Kita menyambut baik pembubaran sejumlah lembaga. Kita pun berharap pemerintahan Presiden Joko Widodo konsisten mengevaluasi kehadiran ”lembaga” nonstruktural berbentuk staf khusus yang ada di pemerintahan.
Oleh
Redaksi
·2 menit baca
Presiden Joko Widodo membubarkan sepuluh lembaga nonstruktural dalam upaya menciptakan pemerintah yang efektif dan menghemat anggaran.
Seperti diberitakan harian ini, sejak 2014 sudah 34 lembaga nonstruktural dibubarkan Presiden Jokowi. Menteri Sekretaris Negara Praktikno menyebutkan, langkah pembubaran ini merupakan bagian dari kebijakan debirokratisasi dan deregulasi. Kita berharap para pegawai di sepuluh lembaga itu juga diperhatikan.
Langkah Presiden Jokowi itu disambut positif sejumlah kalangan. Tren kehadiran lembaga nonstruktural yang kewenangannya bersumber dari berbagai produk undang-undang adalah ciri dari proses transisi negara menuju demokrasi.
Sejumlah komisi negara (state auxiliary body) hadir setelah perubahan konstitusi, seperti Komisi Yudisial.

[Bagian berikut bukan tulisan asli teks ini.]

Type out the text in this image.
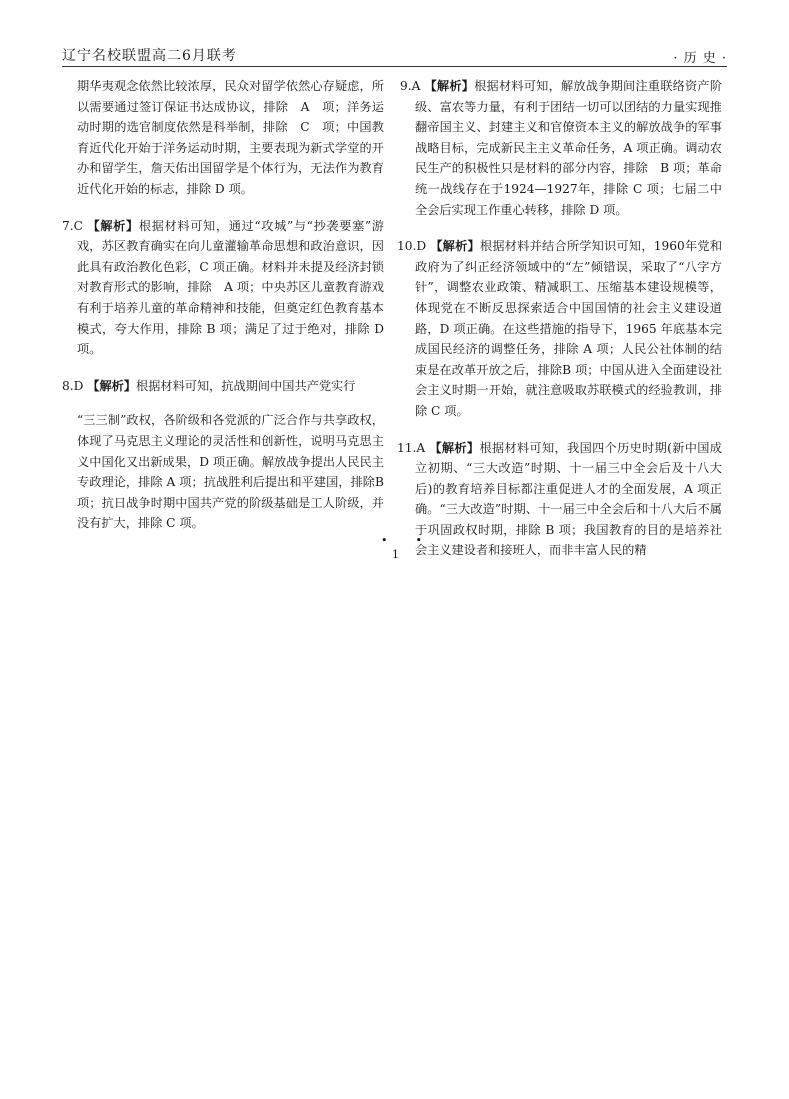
辽宁名校联盟高二6月联考	· 历 史 ·

期华夷观念依然比较浓厚，民众对留学依然心存疑虑，所以需要通过签订保证书达成协议，排除　A　项；洋务运动时期的选官制度依然是科举制，排除　C　项；中国教育近代化开始于洋务运动时期，主要表现为新式学堂的开办和留学生，詹天佑出国留学是个体行为，无法作为教育近代化开始的标志，排除 D 项。

7.C 【解析】根据材料可知，通过“攻城”与“抄袭要塞”游戏，苏区教育确实在向儿童灌输革命思想和政治意识，因此具有政治教化色彩，C 项正确。材料并未提及经济封锁对教育形式的影响，排除　A 项；中央苏区儿童教育游戏有利于培养儿童的革命精神和技能，但奠定红色教育基本模式，夸大作用，排除 B 项；满足了过于绝对，排除 D项。

8.D 【解析】根据材料可知，抗战期间中国共产党实行

“三三制”政权，各阶级和各党派的广泛合作与共享政权，体现了马克思主义理论的灵活性和创新性，说明马克思主义中国化又出新成果，D 项正确。解放战争提出人民民主专政理论，排除 A 项；抗战胜利后提出和平建国，排除B 项；抗日战争时期中国共产党的阶级基础是工人阶级，并没有扩大，排除 C 项。

9.A 【解析】根据材料可知，解放战争期间注重联络资产阶级、富农等力量，有利于团结一切可以团结的力量实现推翻帝国主义、封建主义和官僚资本主义的解放战争的军事战略目标，完成新民主主义革命任务，A 项正确。调动农民生产的积极性只是材料的部分内容，排除　B 项；革命统一战线存在于1924—1927年，排除 C 项；七届二中全会后实现工作重心转移，排除 D 项。

10.D 【解析】根据材料并结合所学知识可知，1960年党和政府为了纠正经济领域中的“左”倾错误，采取了“八字方针”，调整农业政策、精减职工、压缩基本建设规模等，体现党在不断反思探索适合中国国情的社会主义建设道路，D 项正确。在这些措施的指导下，1965 年底基本完成国民经济的调整任务，排除 A 项；人民公社体制的结束是在改革开放之后，排除B 项；中国从进入全面建设社会主义时期一开始，就注意吸取苏联模式的经验教训，排除 C 项。

11.A 【解析】根据材料可知，我国四个历史时期(新中国成立初期、“三大改造”时期、十一届三中全会后及十八大后)的教育培养目标都注重促进人才的全面发展，A 项正确。“三大改造”时期、十一届三中全会后和十八大后不属于巩固政权时期，排除 B 项；我国教育的目的是培养社会主义建设者和接班人，而非丰富人民的精

••
1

Kemudian ada yang bersumberkan undang-undang, seperti Komisi Pemberantasan Korupsi (KPK), Komisi Ombudsman Nasional (kini Ombudsman Republik Indonesia), Komisi Penyiaran Indonesia (KPI), dan Komite Aparatur Sipil Negara (KASN). Ada juga lembaga yang hadir dari peraturan pemerintah atau keputusan presiden.
Kita menyambut baik pembubaran sejumlah lembaga. Kita pun berharap pemerintahan Presiden Jokowi konsisten mengevaluasi kehadiran ”lembaga” nonstruktural berbentuk staf khusus yang ada di pemerintahan, yang manfaatnya belum sepenuhnya dirasakan publik. Bahkan, ada indikasi kehadiran staf khusus, selain kemanfaatannya masih dipertanyakan, berpotensi memanfaatkan posisinya untuk kepentingan yang tidak sejalan dengan prinsip dan asas pemerintahan yang baik. Staf khusus itu juga patut dievaluasi.
Di tengah terbatasnya anggaran, pemerintah tidak perlu menambahkan lembaga nonstruktural yang hanya membuat organisasi gemuk, tetapi justru merepotkan koordinasi. Atau, justru malah menggemukkan organisasi. Yang perlu dipikirkan ialah bukan membuat birokrasi baru, melainkan meningkatkan fungsi kementerian dan lembaga. Fungsi lebih penting daripada struktur.
Selain pada dimensi pembubaran lembaga, pemerintah pun perlu memikirkan bagaimana agar komisi negara itu efektif. Efektif dalam tugasnya membangun sebuah negara demokratis konstitusional seperti Indonesia. Bagaimana pemerintah memastikan rekomendasi Komisi Nasional HAM soal hak asasi manusia ditindaklanjuti. Bagaimana temuan Ombudsman RI soal layanan publik dimanfaatkan untuk meningkatkan pelayanan publik pemerintah. Bagaimana temuan KASN soal perilaku ASN juga ditindaklanjuti. Hal itu kita ketengahkan karena sejumlah fakta komisi-komisi itu hanya masuk meja tanpa tindak lanjut.
Tanpa ada jaminan tindak lanjut, efektivitas kehadiran komisi negara juga tidak dirasakan publik. Komisi negara menjadi mubazir bagi terciptanya sebuah pemerintahan yang bersih dan bebas dari korupsi, kolusi, dan nepotisme.